No cabe duda que el mandamiento principal y único del Cristianismo es el del amor (Mt 22, 34-40; Mc 12,28-34). No nos encontramos sin embargo lo primero con un mandamiento, sino con un Dios que nos ama y que quiere que participemos en el misterio de su amor.
El amor de caridad no es una emoción o un sentimiento, sino una determinación activa de la voluntad y por ello puede ser mandado, ya que conlleva además el cumplimiento activo de los mandamientos (Rom 13,810). El capítulo 13 de 1 Corintios nos da una descripción que se ha hecho célebre de la caridad. Se manifiesta por el altruismo, la cortesía, la compasión, la dulzura, la tolerancia etc., pero no es ninguna de estas virtudes, sino que las abarca a todas y es una actitud engendrada en nosotros por la revelación del amor que Dios nos tiene: "En cuanto a nosotros amemos a Dios, porque Él nos amó primero"(1 Jn 4,19).
El amor de Dios ha sido derramado por el Espíritu Santo en nuestros corazones (Rom 5,5) y empuja a seguir dándose en el amor a los hombres. La fe se hace eficaz en el amor (Gal 5,6), no siendo casualidad que en Gal 5,22 se mencione en primer lugar el amor entre "los frutos del Espíritu" y que en Gal 6,2 se diga "ayudaos mutuamente a llevar las cargas, y así cumpliréis la Ley de Cristo".
En consecuencia hay relación entre los tres amores a los que estamos obligados: Dios, el prójimo, nosotros mismos. Es célebre a este respecto 1 Jn 4,20: "Si alguno dice: ´Yo amo a Dios´, y odia a su hermano, es un mentiroso; pues quien no ama a su hermano a quien ve, no puede amar a Dios a quien no ve". Pero para amar al prójimo necesitamos la ayuda de Dios, estando para ello la oración y los sacramentos, pues el ágape o caridad ha de extenderse a todos, incluso a los enemigos (Mt 5,43-48; Lc 6,27-36). En cuanto al amor hacia nosotros mismos, debemos procurar nuestro propio bien, evitando el egoísmo y buscando nuestra propia felicidad a través del amor y del bien a los demás.

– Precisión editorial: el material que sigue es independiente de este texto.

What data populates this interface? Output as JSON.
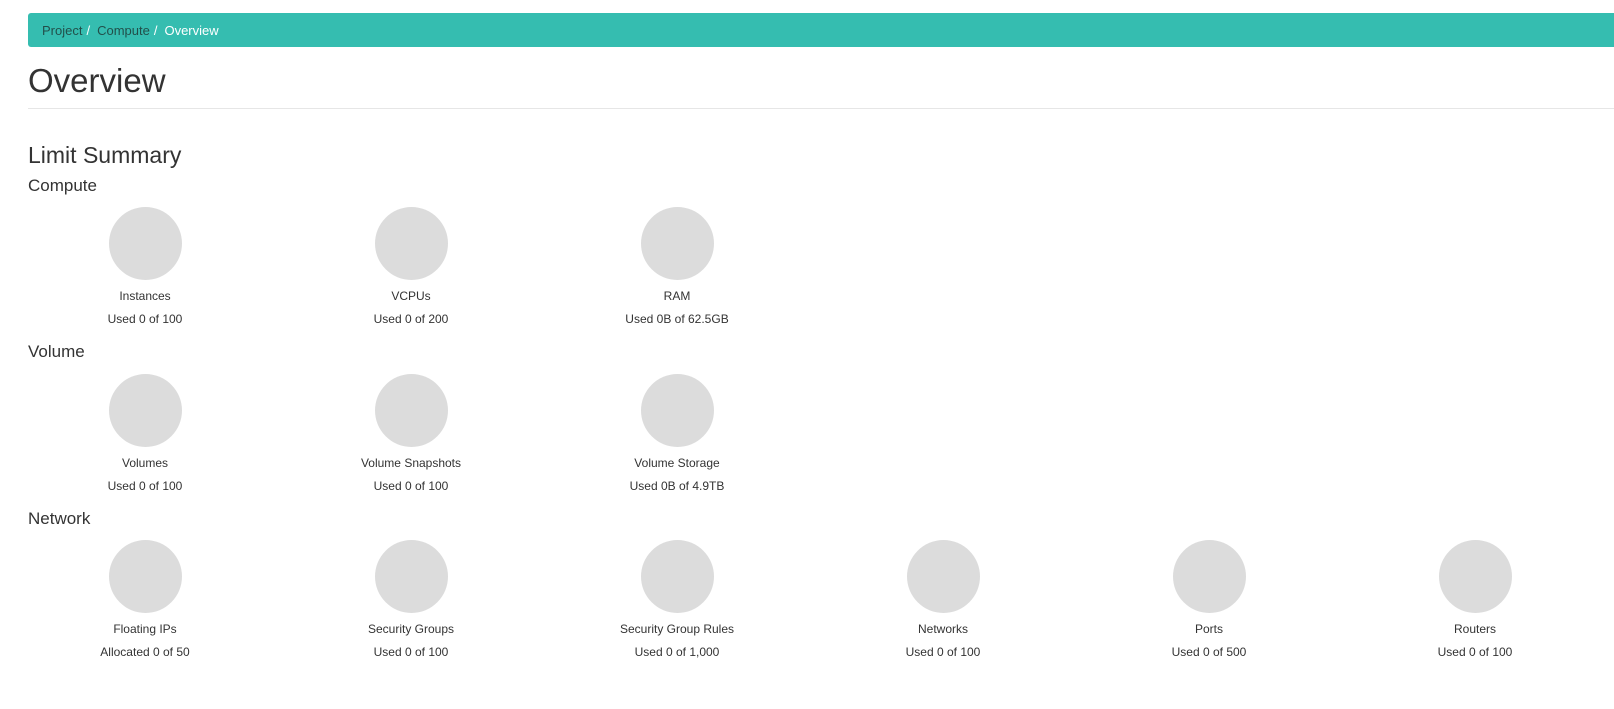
{
  "breadcrumb": {
    "items": [
      "Project",
      "Compute",
      "Overview"
    ],
    "separator": "/"
  },
  "page": {
    "title": "Overview"
  },
  "limit_summary": {
    "title": "Limit Summary",
    "sections": [
      {
        "title": "Compute",
        "charts": [
          {
            "label": "Instances",
            "usage": "Used 0 of 100",
            "used": 0,
            "total": 100
          },
          {
            "label": "VCPUs",
            "usage": "Used 0 of 200",
            "used": 0,
            "total": 200
          },
          {
            "label": "RAM",
            "usage": "Used 0B of 62.5GB",
            "used": 0,
            "total": 62.5
          }
        ]
      },
      {
        "title": "Volume",
        "charts": [
          {
            "label": "Volumes",
            "usage": "Used 0 of 100",
            "used": 0,
            "total": 100
          },
          {
            "label": "Volume Snapshots",
            "usage": "Used 0 of 100",
            "used": 0,
            "total": 100
          },
          {
            "label": "Volume Storage",
            "usage": "Used 0B of 4.9TB",
            "used": 0,
            "total": 4.9
          }
        ]
      },
      {
        "title": "Network",
        "charts": [
          {
            "label": "Floating IPs",
            "usage": "Allocated 0 of 50",
            "used": 0,
            "total": 50
          },
          {
            "label": "Security Groups",
            "usage": "Used 0 of 100",
            "used": 0,
            "total": 100
          },
          {
            "label": "Security Group Rules",
            "usage": "Used 0 of 1,000",
            "used": 0,
            "total": 1000
          },
          {
            "label": "Networks",
            "usage": "Used 0 of 100",
            "used": 0,
            "total": 100
          },
          {
            "label": "Ports",
            "usage": "Used 0 of 500",
            "used": 0,
            "total": 500
          },
          {
            "label": "Routers",
            "usage": "Used 0 of 100",
            "used": 0,
            "total": 100
          }
        ]
      }
    ]
  },
  "colors": {
    "breadcrumb_bg": "#35bdb0",
    "pie_empty": "#dcdcdc",
    "text": "#333333"
  }
}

No confundamos por tanto amarnos a nosotros mismos, que forma parte del mandamiento divino del amor (Mt 19,19; Mc 10,19), y el egoísmo, que es ciertamente malo. Erich Fromm nos dice: "El egoísmo y el amor a sí mismo, lejos de ser idénticos, son realmente opuestos. El individuo egoísta no se ama demasiado, sino muy poco; en realidad, se odia. Tal falta de cariño y cuidado por sí mismo, que no es sino la expresión de su falta de productividad, lo deja vacío y frustrado. Se siente necesariamente infeliz y ansiosamente preocupado por arrancar a la vida las satisfacciones que él se impide obtener. Parece preocuparse demasiado por sí mismo, pero, en realidad, sólo realiza un fracasado intento de disimular y compensar su incapacidad de cuidar de su verdadero ser. Freud sostiene que el egoísta es narcisista, como si negara su amor a los demás y lo dirigiera hacia sí. Es verdad que las personas egoístas son incapaces de amar a los demás, pero tampoco pueden amarse a sí mismas". El Evangelio ya insistía en la misma línea: "el que pierda su vida por mí, la salvará"(Mt 16,25), y es que el amor es don y renuncia de sí mismo para llegar a ser realmente yo.
Jesús ha sido el hombre para los demás, el que ha sabido hacer de su existencia un don y ofrenda permanente para Dios y los demás, hasta el punto de dar su vida por nosotros, como gesto supremo de amor. Por ello en la parábola del buen samaritano (Lc 10,30-37), el prójimo ya no es el otro, sino yo en cuanto me acerco a quien tiene necesidad de mí. La Ley de Dios ya no es un conjunto de enseñanzas que tengo que aplicar, sino una palabra, a la vez exigencia y promesa, que me dirige hacia Dios y hacia el prójimo, para que yo sepa acoger su presencia.